In 2010, also in response to the changing marketplace after the IBM acquisition, Tom Khabaza (data mining pioneer and one of the earliest members of the ISL/Clementine team) and Keith started a dialog about a possible rookie book about SPSS Modeler. We knew that Modeler might be reaching new audiences. We had spirited discussions and produced a detailed outline, but the project never quite got off the ground. In 2011, without any knowledge of our beginner's guide concept, Packt reached out to Keith and wanted him to recruit others to write a more advanced Modeler book in a cookbook format. At first, Tom and Keith resisted because we thought that a beginner's guide was badly needed and we had an existing plan. However, it all worked out in the end. We combined forces with almost a dozen Modeler experts, including Colin Shearer, who kindly wrote the foreword. Jesus and other experts we knew joined as either co-authors or technical reviewers. The success of the IBM SPSS Modeler Cookbook (2013) demonstrated that more advanced content was also needed.

This book would have been completely different if it had been written before the cookbook. Knowing that the cookbook exists has allowed us to stick to our goal of writing a quick and easy read with only the absolute essentials. It has been designed to dovetail nicely with the cookbook and serve as a kind of prequel. In designing this book, we were quite consciously aware that many people who read this book might use our IBM SPSS Modeler Essentials Packt video course as a companion. Since we tried to prioritize the absolute essentials in both, they necessarily cover similar ground. However, we chose different case study datasets for each, precisely to support the kind of learning that would come from working through both. We truly believe that they complement each other.

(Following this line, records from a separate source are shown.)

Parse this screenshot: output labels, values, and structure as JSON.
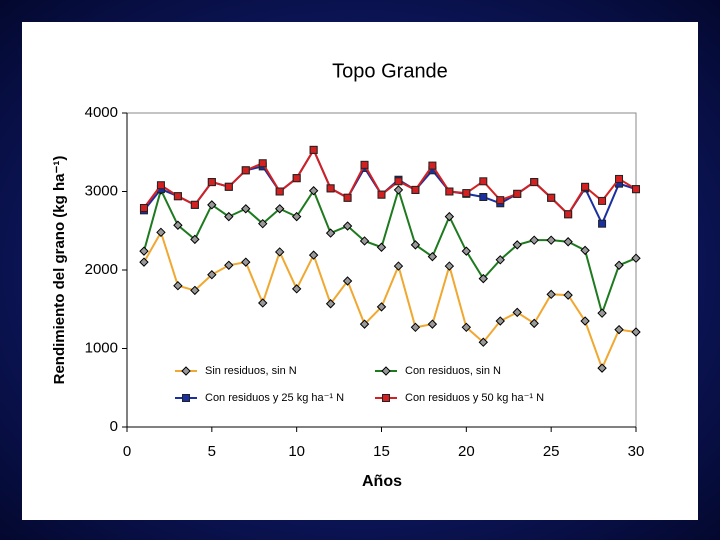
{
  "chart_data": {
    "type": "line",
    "title": "Topo Grande",
    "x_label": "Años",
    "y_label": "Rendimiento del grano (kg ha⁻¹)",
    "x": [
      1,
      2,
      3,
      4,
      5,
      6,
      7,
      8,
      9,
      10,
      11,
      12,
      13,
      14,
      15,
      16,
      17,
      18,
      19,
      20,
      21,
      22,
      23,
      24,
      25,
      26,
      27,
      28,
      29,
      30
    ],
    "series": [
      {
        "name": "Sin residuos, sin N",
        "color": "#f0a830",
        "marker": "diamond",
        "values": [
          2100,
          2480,
          1800,
          1740,
          1940,
          2060,
          2100,
          1580,
          2230,
          1760,
          2190,
          1570,
          1860,
          1310,
          1530,
          2050,
          1270,
          1310,
          2050,
          1270,
          1080,
          1350,
          1460,
          1320,
          1690,
          1680,
          1350,
          750,
          1240,
          1210
        ]
      },
      {
        "name": "Con residuos, sin N",
        "color": "#1e7a1e",
        "marker": "diamond",
        "values": [
          2240,
          3020,
          2570,
          2390,
          2830,
          2680,
          2780,
          2590,
          2780,
          2680,
          3010,
          2470,
          2560,
          2370,
          2290,
          3020,
          2320,
          2170,
          2680,
          2240,
          1890,
          2130,
          2320,
          2380,
          2380,
          2360,
          2250,
          1450,
          2060,
          2150
        ]
      },
      {
        "name": "Con residuos y 25 kg ha⁻¹ N",
        "color": "#1a2fa0",
        "marker": "square",
        "values": [
          2760,
          3030,
          2940,
          2830,
          3120,
          3060,
          3270,
          3320,
          3000,
          3170,
          3530,
          3040,
          2920,
          3300,
          2960,
          3150,
          3020,
          3270,
          3000,
          2970,
          2930,
          2850,
          2970,
          3120,
          2920,
          2710,
          3040,
          2590,
          3100,
          3030
        ]
      },
      {
        "name": "Con residuos y 50 kg ha⁻¹ N",
        "color": "#d42020",
        "marker": "square",
        "values": [
          2790,
          3080,
          2940,
          2830,
          3120,
          3060,
          3270,
          3360,
          3000,
          3170,
          3530,
          3040,
          2920,
          3340,
          2960,
          3130,
          3020,
          3330,
          3000,
          2980,
          3130,
          2890,
          2970,
          3120,
          2920,
          2710,
          3060,
          2880,
          3160,
          3030
        ]
      }
    ],
    "xlim": [
      0,
      30
    ],
    "xticks": [
      0,
      5,
      10,
      15,
      20,
      25,
      30
    ],
    "ylim": [
      0,
      4000
    ],
    "yticks": [
      0,
      1000,
      2000,
      3000,
      4000
    ],
    "grid": false
  }
}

In that spirit, we have chosen a single case study to use throughout the book. It is just complex enough to suit our purposes, but clearly falls short of the complexity of a real-world example. This is a conscious decision. Work through this book. It is designed to be an experience, and not just a read, so follow it step by step from cover to cover. While we hope this book may also be useful to refer to later, we are trying to craft a positive (and easy) first-time experience with Modeler. Also, although we offer a sufficiently complex dataset to show the essentials, we do not attempt to fashion an elaborate scenario to place the dataset into a business context. This is also a conscious decision. We felt that a book on the essentials of Modeler should be a much more point and click book than a theory book. So if you want a book that emphasizes theory over practice, this may not be the best choice to begin your journey. We do rehearse the basic steps behind how modeling works in Modeler, but given the book's length, there is simply no room to discuss all the algorithms and the theory behind them in this book. We spend virtually all of the book pages on Data Understanding, Data Preparation, Modeling and Model Assessment, and spend virtually no pages on Business Understanding, Business Evaluation, and Deployment. Having said that, we care deeply about helping the reader understand why they are performing each step, and will always place the point and click steps in a proper context. That is why we are so carefully selective about how many steps, and which steps, we include in this short book.

IBM SPSS Modeler enables you to explore data, identify important relationships that you can leverage, and build predictive models quickly, allowing your organization to base its decisions purely on the insights obtained from your data. It is our hope that you enjoy mining your data with Modeler and that this book serves as your guide to get you started on this journey. We sincerely hope that you enjoy learning from this book as much as we have enjoyed teaching its content.